Sanderson is well known for his well developed magic systems and this novel is no exception. Rithmatics is a combination of a mathematical and chalk based magic that is brought to life by some clever diagrams that begin each chapter. This is well explained and interesting in its own right.

However the world-building itself was a highlight for me. Set in the the early 1900s in an alternative history earth where the United States in made up of a series of Isles separated by a shallow sea. Europe was slowly taken over by an Asian civilization about a hundred years before and the Aztecs remain a power in South America. Technology is based on a gear-punk setting as well.

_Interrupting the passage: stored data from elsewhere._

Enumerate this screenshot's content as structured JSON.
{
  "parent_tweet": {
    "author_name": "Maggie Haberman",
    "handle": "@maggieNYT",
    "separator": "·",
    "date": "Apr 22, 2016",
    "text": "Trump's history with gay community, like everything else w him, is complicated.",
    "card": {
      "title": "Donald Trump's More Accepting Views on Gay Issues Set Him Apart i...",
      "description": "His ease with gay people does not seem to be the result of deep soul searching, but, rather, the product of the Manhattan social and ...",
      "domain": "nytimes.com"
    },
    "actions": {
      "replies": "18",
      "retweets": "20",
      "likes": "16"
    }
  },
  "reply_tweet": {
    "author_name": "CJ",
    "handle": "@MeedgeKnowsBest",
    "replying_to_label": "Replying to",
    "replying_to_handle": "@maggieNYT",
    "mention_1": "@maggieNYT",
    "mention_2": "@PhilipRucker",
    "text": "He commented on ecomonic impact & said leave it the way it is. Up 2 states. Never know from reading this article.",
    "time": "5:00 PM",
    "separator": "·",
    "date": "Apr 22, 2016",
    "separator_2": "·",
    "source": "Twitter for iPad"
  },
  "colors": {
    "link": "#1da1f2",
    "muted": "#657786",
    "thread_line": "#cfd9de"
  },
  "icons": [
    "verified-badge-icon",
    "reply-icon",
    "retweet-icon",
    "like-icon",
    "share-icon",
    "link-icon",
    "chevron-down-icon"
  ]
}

All very fascinating and makes for an original backdrop.

Pacing was well controlled and I enjoyed the 'mystery' format Sanderson incorporated. 

Characterization is generally good but is also the area I had a few issues. Some of the support characters are heavily overemphasized products of their environments, Harding being the biggest example of this. This seems more reminiscent of middle-grade work than young adult. Also Joel seems to act younger than his sixteen years in places in the narrative.

Overall a solid effort, with a very good magic system, world-building and pacing. Adapting characterization to YA could do with a bit of work though. 8/10.